Long Live the Art of Tatlin!, 2000/2018
Video, 4’ 44”
Courtesy of the artists 

Concept: Ksenia Peretrukhina
Reconstruction of costumes: Shifra Kazhdan
Participants: Alexandra Arakelova, Marcel Vaessen, Thalia Verkade, Valentin Diaconov, Andrei Kiyanitsa, Ekaterina Koryukina, Aleksei Lobanov, Alexander Radzievsky, Polina Tarshis, Sergei Shcherbakov
Camera operators: Viktor Durandin, Andrei Kirillov, Irina Malikova
Photographers: Timur Bagov, Oleg Shagapov

Around the time Factory of Found Clothes began dressing in white chemical protective suits, the art communities of Moscow and St.
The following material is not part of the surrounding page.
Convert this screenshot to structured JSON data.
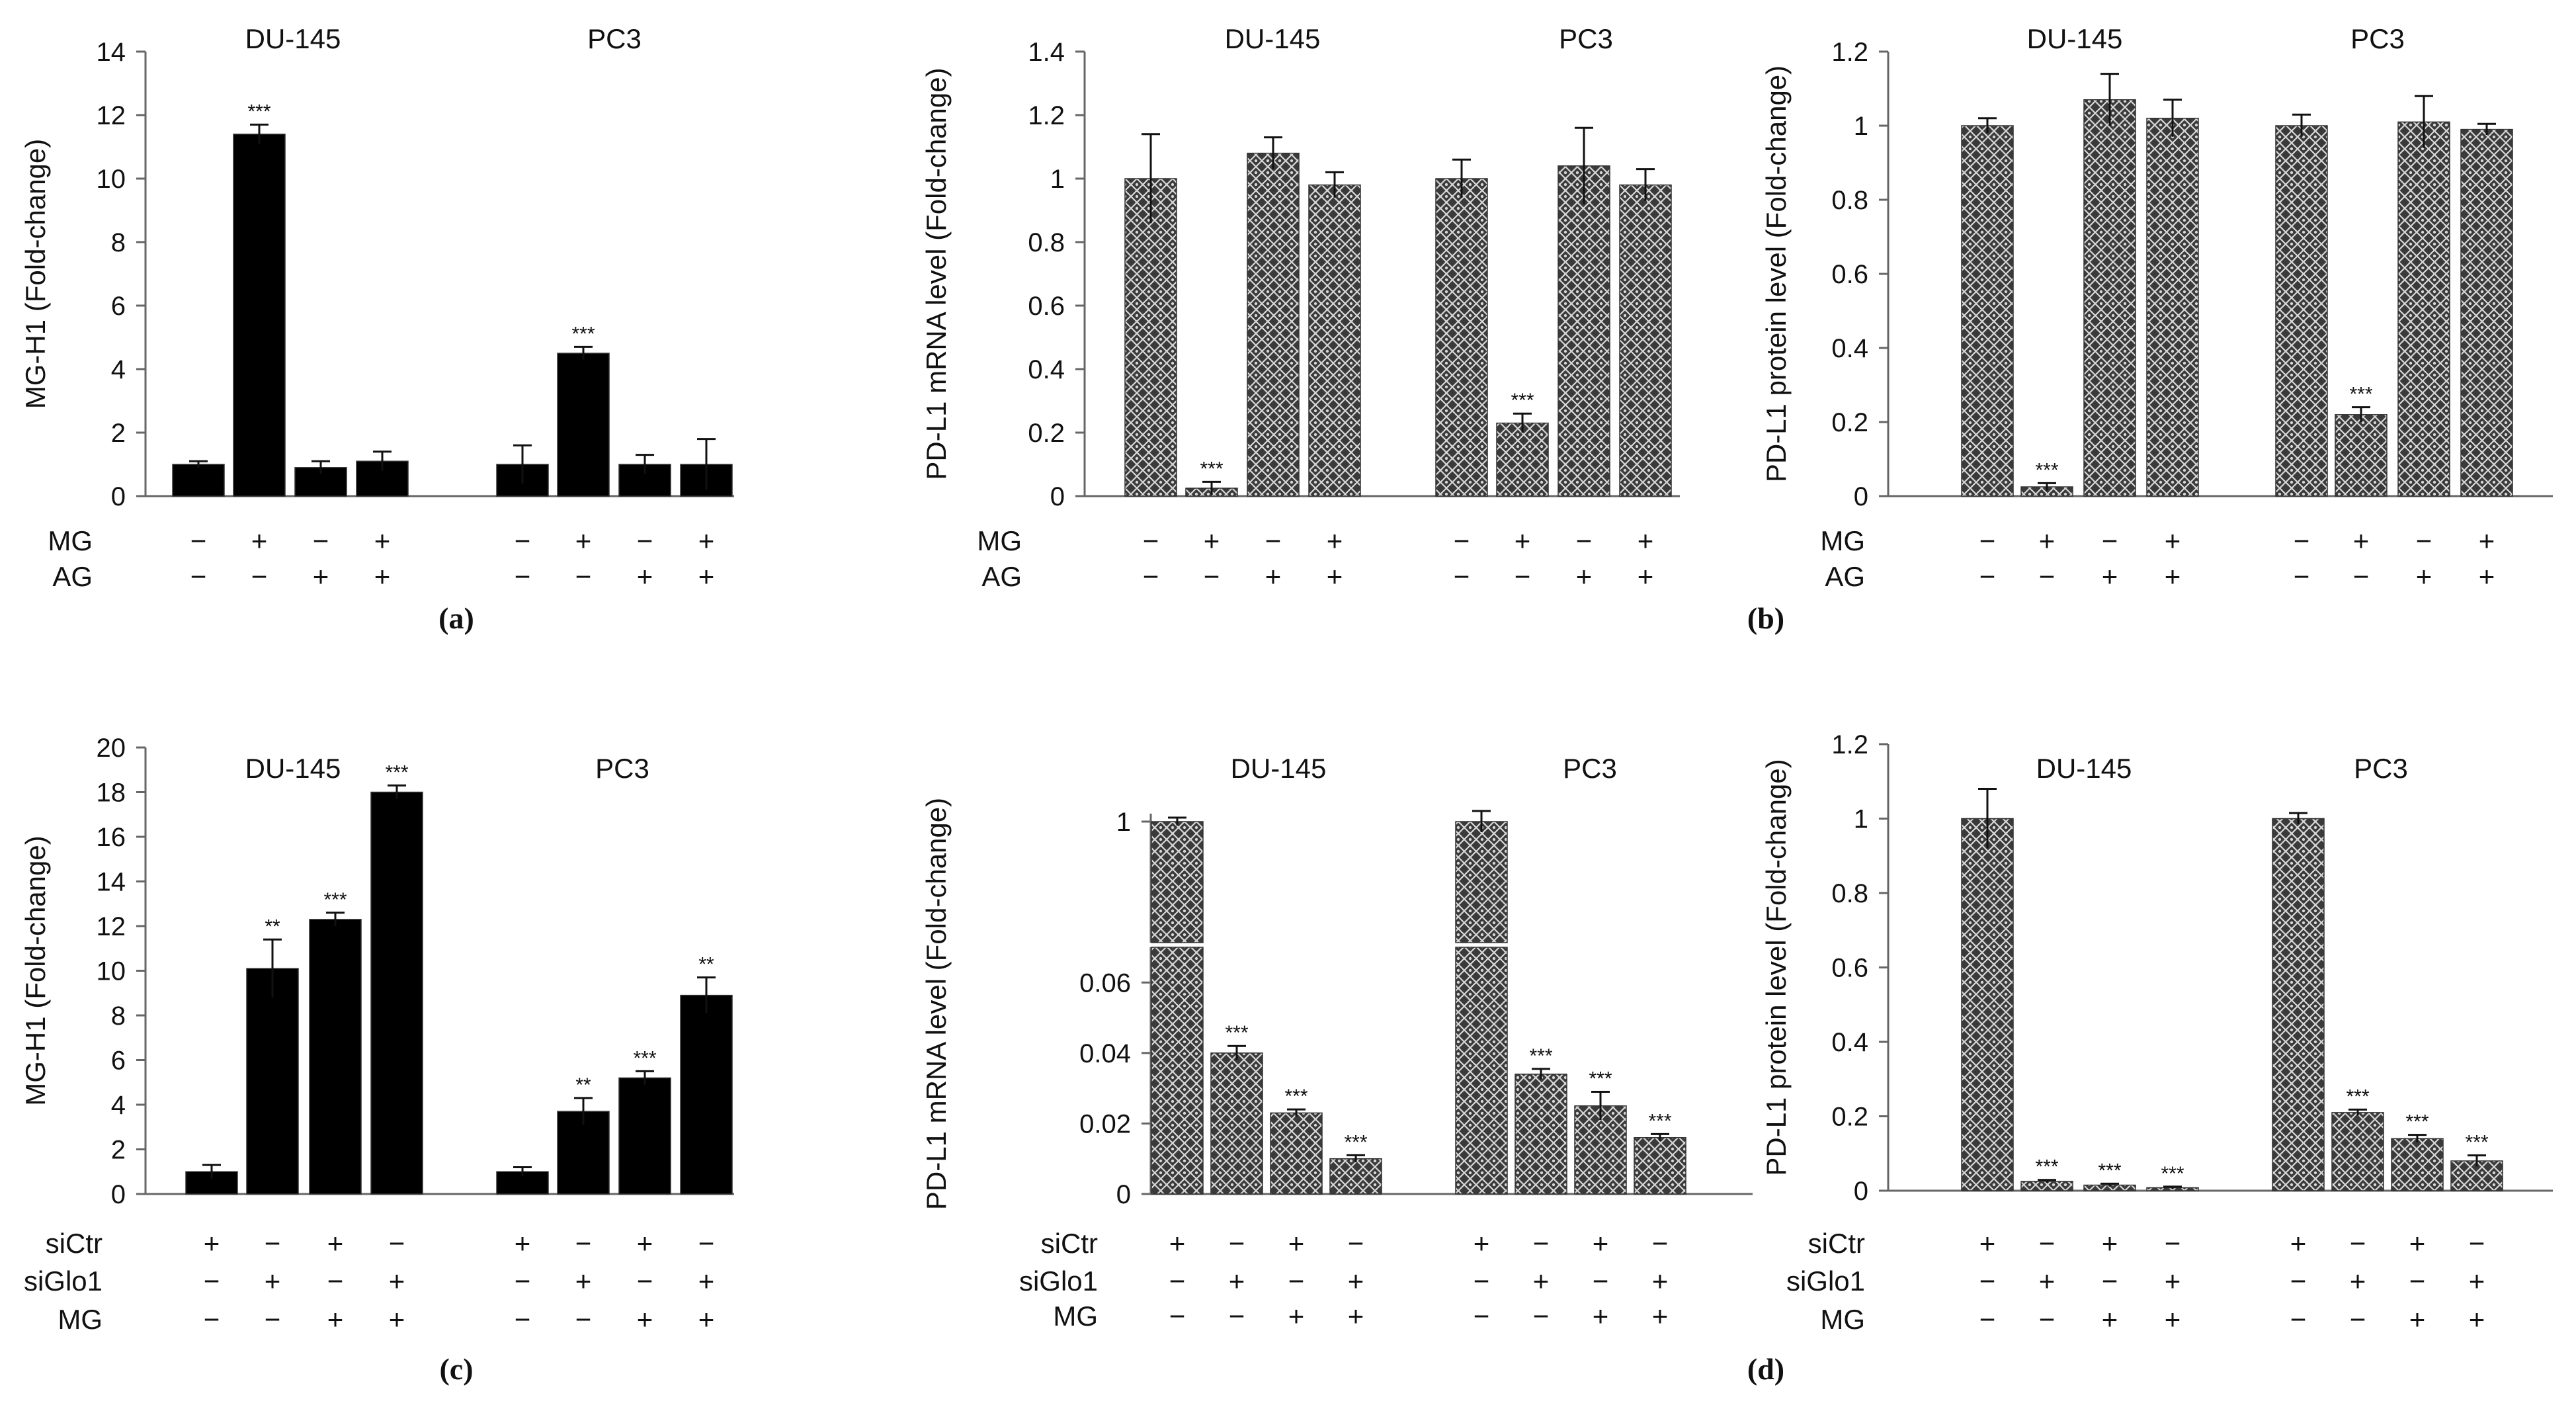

Petersburg were introduced to another white-clothed phenomenon: Shifra Kazhdan’s paper suits that existed somewhere between art, theater, and alternative fashion. One of their most memorable appearances was in Long Live the Art of Tatlin!, a performance directed by Ksenia Peretrukhina that took place in St. Petersburg on September, 23 and 24, 2000. Performers dressed in Kazhdan’s paper reconstructions of Vladimir Tatlin’s normal-odezhda, or “normal clothing,” strolled across rooftops, stared into the distance, and marched across Palace Square with a sign that read “Tatlin.” Following on from the paper architecture of the 1980s, Kazhdan’s paper clothing was an artistic and emotional homage to 1920s constructivism and hinted at the ephemeral nature of avant-garde utopias, in particular Tatlin’s utopian dream of putting an end to fashion and providing the masses with comfortable and functional clothing. A film documenting the performance was screened on Russian television as part of the program Genius and Villain: Vladimir Tatlin. A newly edited version has been created by the artists for The Fabric of Felicity.